En urgence, ma stratégie est toujours :
-
Vérifier que les données ne sont pas perdues (5-10 min)
-
Identifier la cause racine (15-30 min)
-
Mettre en place une solution temporaire si besoin (1-2 h)
-
Corriger définitivement (1-4 h)
Comment éviter une panne comptable à l’avenir ?
Voici la check-list du ministère de l’Intérieur (ANSSI) adaptée aux PME :
-
Sauvegarde quotidienne externalisée → NAS, cloud chiffré, ou disque externe hors site
-
Mises à jour régulières → Windows, navigateurs, logiciels métier (au moins mensuellement)
-
Antivirus actif → Defender à minima, ou solution payante si vous avez plus de 5 postes
-
Reboot mensuel programmé → La nuit, en heures creuses
-
Monitoring des ressources → Alerte si disque > 80 %, RAM > 90 %
-
Contrat d’infogérance préventive → 2-4 h par mois de maintenance
Coût total pour une PME de 10 postes : 200-400 € par mois. À côté du coût d’une panne (productivité, données, stress), c’est une assurance très bon marché.

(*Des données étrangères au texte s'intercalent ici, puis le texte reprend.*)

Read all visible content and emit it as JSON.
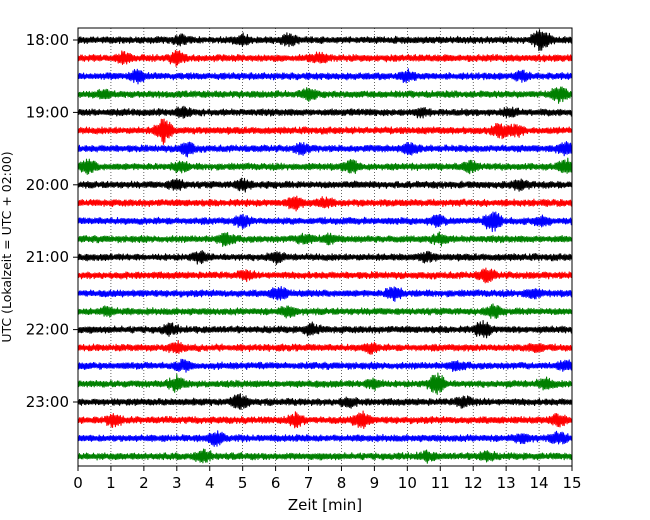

Faut-il privilégier le cloud ou un serveur local pour la comptabilité ?
Ça dépend du volume et des contraintes :
-
Cloud (SaaS comptable) : Idéal si vous avez une bonne connexion Internet (fibre), peu d’intégrations locales, et que vous acceptez des frais d’abonnement mensuels (ex : 50-200 €/mois). Avantage : la sauvegarde est native, les mises à jour automatiques. Inconvénient : dépendance Internet, coûts récurrents.
-
Serveur local ou NAS : Si vous avez des besoins d’intégration, une connexion instable, ou du volume (grosses bases). Coût : investissement initial (1500-5000 €) + maintenance. Avantage : contrôle total, performance. Inconvénient : vous êtes responsable des sauvegardes.
Pour cette PME en Drôme, c’était un hybride : logiciel local avec sauvegarde sur NAS. C’est le meilleur compromis pour 90 % des cas.
Je suis en Ardèche/Drôme. Comment trouver un freelance IT compétent ?
Voici mes conseils :
-
Bouche à oreille : Demandez à d’autres TPE/artisans de votre zone. C’est le plus fiable.
-
Vérifiez les références : Un bon freelance IT vous laissera appeler 2-3 clients satisfaits.
-
Exigez une mise en concurrence : 2-3 devis pour un contrat d’infogérance, c’est normal.
-
Demandez un audit IT gratuit : Celui qui ne vous fait pas payer 30 min de diagnostic, c’est celui qui cherche une relation de confiance long terme.
-
Vérifiez les certifications : CompTIA A+, Microsoft, ou au minimum une formation IT reconnue. Ce n’est pas obligatoire, mais ça rassure.
Et surtout : un bon prestataire IT vous donne des conseils avant de vous facturer des interventions. Si quelqu’un vous dit « il faut refaire complètement votre infrastructure », demandez un deuxième avis.